胎児は相続人になります

日経新聞朝刊の「春秋」という1面のコラム。
朝日新聞で言う「天声人語」、読売新聞で言うところの「編集手帳」で、社説と並んで各社の個性が最も出る部分でもあります。

胎児 遺産分割

29日の「春秋」は、離婚から300日以内に生まれた子は先夫の子とするという現行民法の規定の見直しについての話題でしたが、その前段で「胎児は、相続については既に生まれたものとみなす」という規定についても触れていました。

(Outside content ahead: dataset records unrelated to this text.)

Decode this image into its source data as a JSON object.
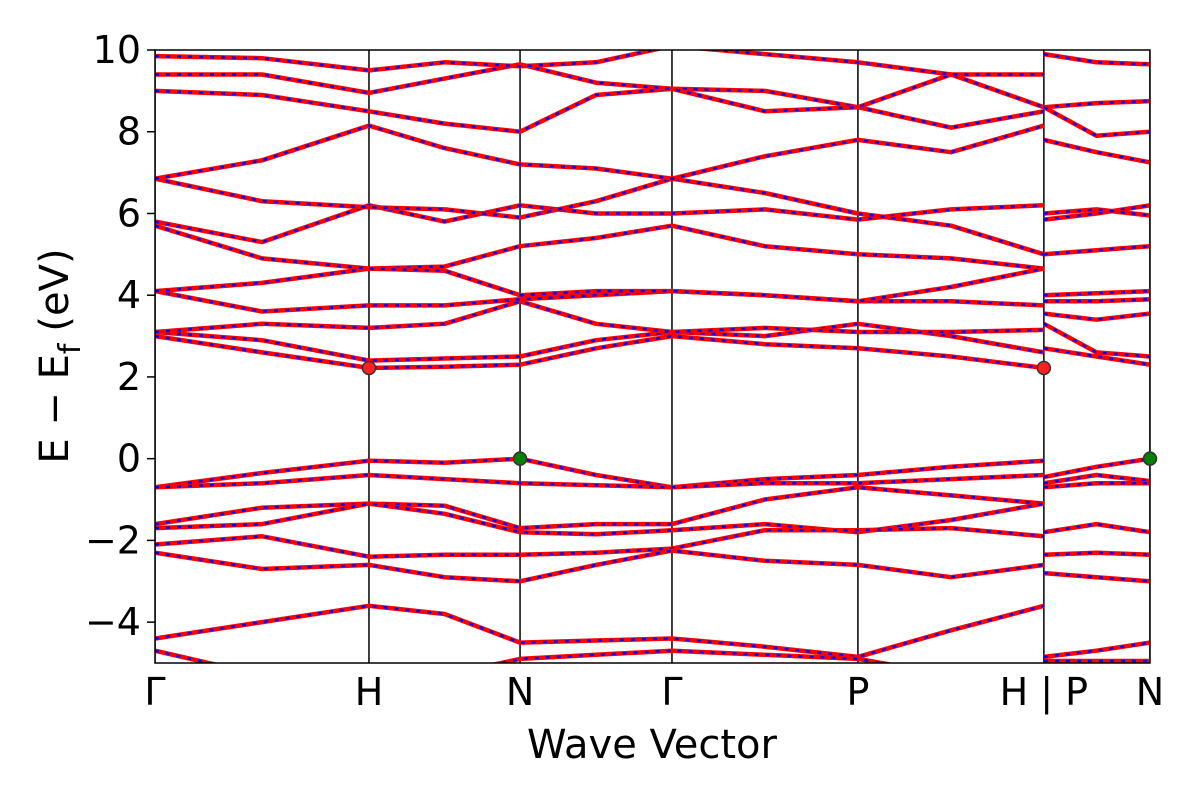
{
  "chart_data": {
    "type": "band-structure",
    "xlabel": "Wave Vector",
    "ylabel": {
      "main": "E − E",
      "subscript": "f",
      "unit": "(eV)"
    },
    "xlim": [
      0,
      4.65
    ],
    "ylim": [
      -5,
      10
    ],
    "xticks": [
      {
        "value": 0,
        "label": "Γ"
      },
      {
        "value": 1,
        "label": "H"
      },
      {
        "value": 1.706,
        "label": "N"
      },
      {
        "value": 2.416,
        "label": "Γ"
      },
      {
        "value": 3.285,
        "label": "P"
      },
      {
        "value": 4.154,
        "label": "H | P"
      },
      {
        "value": 4.65,
        "label": "N"
      }
    ],
    "yticks": [
      {
        "value": -4,
        "label": "−4"
      },
      {
        "value": -2,
        "label": "−2"
      },
      0,
      2,
      4,
      6,
      8,
      10
    ],
    "line_color": "#ff0000",
    "dash_color": "#0000ff",
    "x": [
      0,
      0.5,
      1,
      1.353,
      1.706,
      2.061,
      2.416,
      2.85,
      3.285,
      3.72,
      4.154,
      4.154,
      4.154,
      4.4,
      4.65
    ],
    "series": [
      {
        "values": [
          -0.7,
          -0.35,
          -0.05,
          -0.1,
          0.0,
          -0.4,
          -0.7,
          -0.5,
          -0.4,
          -0.2,
          -0.05,
          null,
          -0.45,
          -0.2,
          0.0
        ]
      },
      {
        "values": [
          -0.7,
          -0.6,
          -0.4,
          -0.5,
          -0.6,
          -0.65,
          -0.7,
          -0.6,
          -0.6,
          -0.5,
          -0.4,
          null,
          -0.6,
          -0.4,
          -0.55
        ]
      },
      {
        "values": [
          -1.6,
          -1.2,
          -1.1,
          -1.15,
          -1.7,
          -1.6,
          -1.6,
          -1.0,
          -0.7,
          -0.9,
          -1.1,
          null,
          -0.7,
          -0.6,
          -0.6
        ]
      },
      {
        "values": [
          -1.7,
          -1.6,
          -1.1,
          -1.35,
          -1.8,
          -1.85,
          -1.75,
          -1.6,
          -1.8,
          -1.5,
          -1.1,
          null,
          -1.8,
          -1.6,
          -1.8
        ]
      },
      {
        "values": [
          -2.1,
          -1.9,
          -2.4,
          -2.35,
          -2.35,
          -2.3,
          -2.2,
          -1.75,
          -1.75,
          -1.7,
          -1.9,
          null,
          -2.35,
          -2.3,
          -2.35
        ]
      },
      {
        "values": [
          -2.3,
          -2.7,
          -2.6,
          -2.9,
          -3.0,
          -2.6,
          -2.25,
          -2.5,
          -2.6,
          -2.9,
          -2.6,
          null,
          -2.8,
          -2.9,
          -3.0
        ]
      },
      {
        "values": [
          -4.4,
          -4.0,
          -3.6,
          -3.8,
          -4.5,
          -4.45,
          -4.4,
          -4.6,
          -4.85,
          -4.2,
          -3.6,
          null,
          -4.85,
          -4.7,
          -4.5
        ]
      },
      {
        "values": [
          -4.7,
          -5.3,
          -5.5,
          -5.3,
          -4.9,
          -4.8,
          -4.7,
          -4.8,
          -4.9,
          -5.3,
          -5.5,
          null,
          -4.95,
          -4.95,
          -4.95
        ]
      },
      {
        "values": [
          3.0,
          2.6,
          2.22,
          2.25,
          2.3,
          2.7,
          3.0,
          2.8,
          2.7,
          2.5,
          2.22,
          null,
          2.7,
          2.5,
          2.3
        ]
      },
      {
        "values": [
          3.1,
          2.9,
          2.4,
          2.45,
          2.5,
          2.9,
          3.1,
          3.0,
          3.3,
          3.0,
          2.6,
          null,
          3.3,
          2.6,
          2.5
        ]
      },
      {
        "values": [
          3.1,
          3.3,
          3.2,
          3.3,
          3.85,
          3.3,
          3.1,
          3.2,
          3.1,
          3.1,
          3.15,
          null,
          3.55,
          3.4,
          3.55
        ]
      },
      {
        "values": [
          4.1,
          3.6,
          3.75,
          3.75,
          3.9,
          4.0,
          4.1,
          4.0,
          3.85,
          3.85,
          3.75,
          null,
          3.85,
          3.85,
          3.9
        ]
      },
      {
        "values": [
          4.1,
          4.3,
          4.65,
          4.7,
          5.2,
          5.4,
          5.7,
          5.2,
          5.0,
          4.9,
          4.65,
          null,
          5.0,
          5.1,
          5.2
        ]
      },
      {
        "values": [
          5.7,
          4.9,
          4.65,
          4.6,
          4.0,
          4.1,
          4.1,
          4.0,
          3.85,
          4.2,
          4.65,
          null,
          4.0,
          4.05,
          4.1
        ]
      },
      {
        "values": [
          5.8,
          5.3,
          6.2,
          5.8,
          6.2,
          6.0,
          6.0,
          6.1,
          5.85,
          6.1,
          6.2,
          null,
          5.85,
          6.0,
          6.2
        ]
      },
      {
        "values": [
          6.85,
          6.3,
          6.15,
          6.1,
          5.9,
          6.3,
          6.85,
          6.5,
          6.0,
          5.7,
          5.0,
          null,
          6.0,
          6.1,
          5.95
        ]
      },
      {
        "values": [
          6.85,
          7.3,
          8.15,
          7.6,
          7.2,
          7.1,
          6.85,
          7.4,
          7.8,
          7.5,
          8.15,
          null,
          7.8,
          7.5,
          7.25
        ]
      },
      {
        "values": [
          9.0,
          8.9,
          8.5,
          8.2,
          8.0,
          8.9,
          9.05,
          9.0,
          8.6,
          8.1,
          8.5,
          null,
          8.6,
          8.7,
          8.75
        ]
      },
      {
        "values": [
          9.4,
          9.4,
          8.95,
          9.3,
          9.65,
          9.2,
          9.05,
          8.5,
          8.6,
          9.4,
          8.6,
          null,
          8.6,
          7.9,
          8.0
        ]
      },
      {
        "values": [
          9.85,
          9.8,
          9.5,
          9.7,
          9.6,
          9.7,
          10.1,
          9.9,
          9.7,
          9.4,
          9.4,
          null,
          9.9,
          9.7,
          9.65
        ]
      }
    ],
    "markers": [
      {
        "x": 1,
        "y": 2.22,
        "color": "#ff2020"
      },
      {
        "x": 4.154,
        "y": 2.22,
        "color": "#ff2020"
      },
      {
        "x": 1.706,
        "y": 0,
        "color": "#008000"
      },
      {
        "x": 4.65,
        "y": 0,
        "color": "#008000"
      }
    ]
  }
}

民法の原則では、人は生まれることで権利義務が生じるとされています。
しかし相続については例外的に相続発生時の胎児であっても相続人になることができるとされています。
これは例えばお父様が亡くなられた相続において、胎児は生まれてくれば当然そのお父様の扶養下に入るはずだったわけですので、生まれてくるという前提で相続人としての権利を持たせあげるという法律上の配慮になります。

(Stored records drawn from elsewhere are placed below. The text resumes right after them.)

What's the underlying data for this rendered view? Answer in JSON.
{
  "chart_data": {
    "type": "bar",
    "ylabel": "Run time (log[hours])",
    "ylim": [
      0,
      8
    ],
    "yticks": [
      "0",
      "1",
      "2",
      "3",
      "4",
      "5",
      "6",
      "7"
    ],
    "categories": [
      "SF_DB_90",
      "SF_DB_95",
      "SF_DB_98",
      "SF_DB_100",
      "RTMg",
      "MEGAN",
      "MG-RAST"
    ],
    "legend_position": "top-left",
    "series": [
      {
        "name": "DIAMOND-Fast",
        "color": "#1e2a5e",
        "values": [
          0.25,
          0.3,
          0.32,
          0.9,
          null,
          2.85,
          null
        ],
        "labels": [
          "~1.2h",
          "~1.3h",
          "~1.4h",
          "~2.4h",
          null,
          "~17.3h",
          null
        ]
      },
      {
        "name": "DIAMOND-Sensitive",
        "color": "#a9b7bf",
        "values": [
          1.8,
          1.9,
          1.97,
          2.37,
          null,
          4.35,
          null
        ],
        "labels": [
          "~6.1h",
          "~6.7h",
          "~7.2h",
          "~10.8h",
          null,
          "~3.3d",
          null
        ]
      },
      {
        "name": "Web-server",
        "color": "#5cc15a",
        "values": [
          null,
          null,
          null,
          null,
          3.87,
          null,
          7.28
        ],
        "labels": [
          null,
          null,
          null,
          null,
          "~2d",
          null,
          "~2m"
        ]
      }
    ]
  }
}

しかし現実問題としては胎児は生まれてこない、あるいは死産ということもあり得ます。
この場合は当然胎児は相続人にはなりません。
遺産分割協議は相続人全員で行わないと有効に成立したとみなされませんので、実務的には相続発生時に胎児がいる場合には遺産分割協議を行わず、出生を待って相続人が確定してから遺産分割協議を行うことが推奨されています。
その場合、生まれたばかりの子に限らず未成年の子は法律行為を行う能力が原則として認められていませんので、代理人の選定を家庭裁判所に申し立てる必要があります。
通常、未成年の子の代理人には親権者が就任しますが、親も相続人の場合には利益相反となるため親権者以外の者(通常は、弁護士等の専門職)が特別代理人として選任されることになります。
特別代理人が遺産分割協議を行う場合、原則として法定相続分での遺産分割となるため柔軟な遺産分割は行えません。
胎児が相続人となる場合、胎児が相続人になることを知らずに行った遺産分割協議は無効になるだけでなく、特別代理人を選任する時間的な制約が生じることと、柔軟な遺産分割ができないという問題が生じやすいので注意が必要です。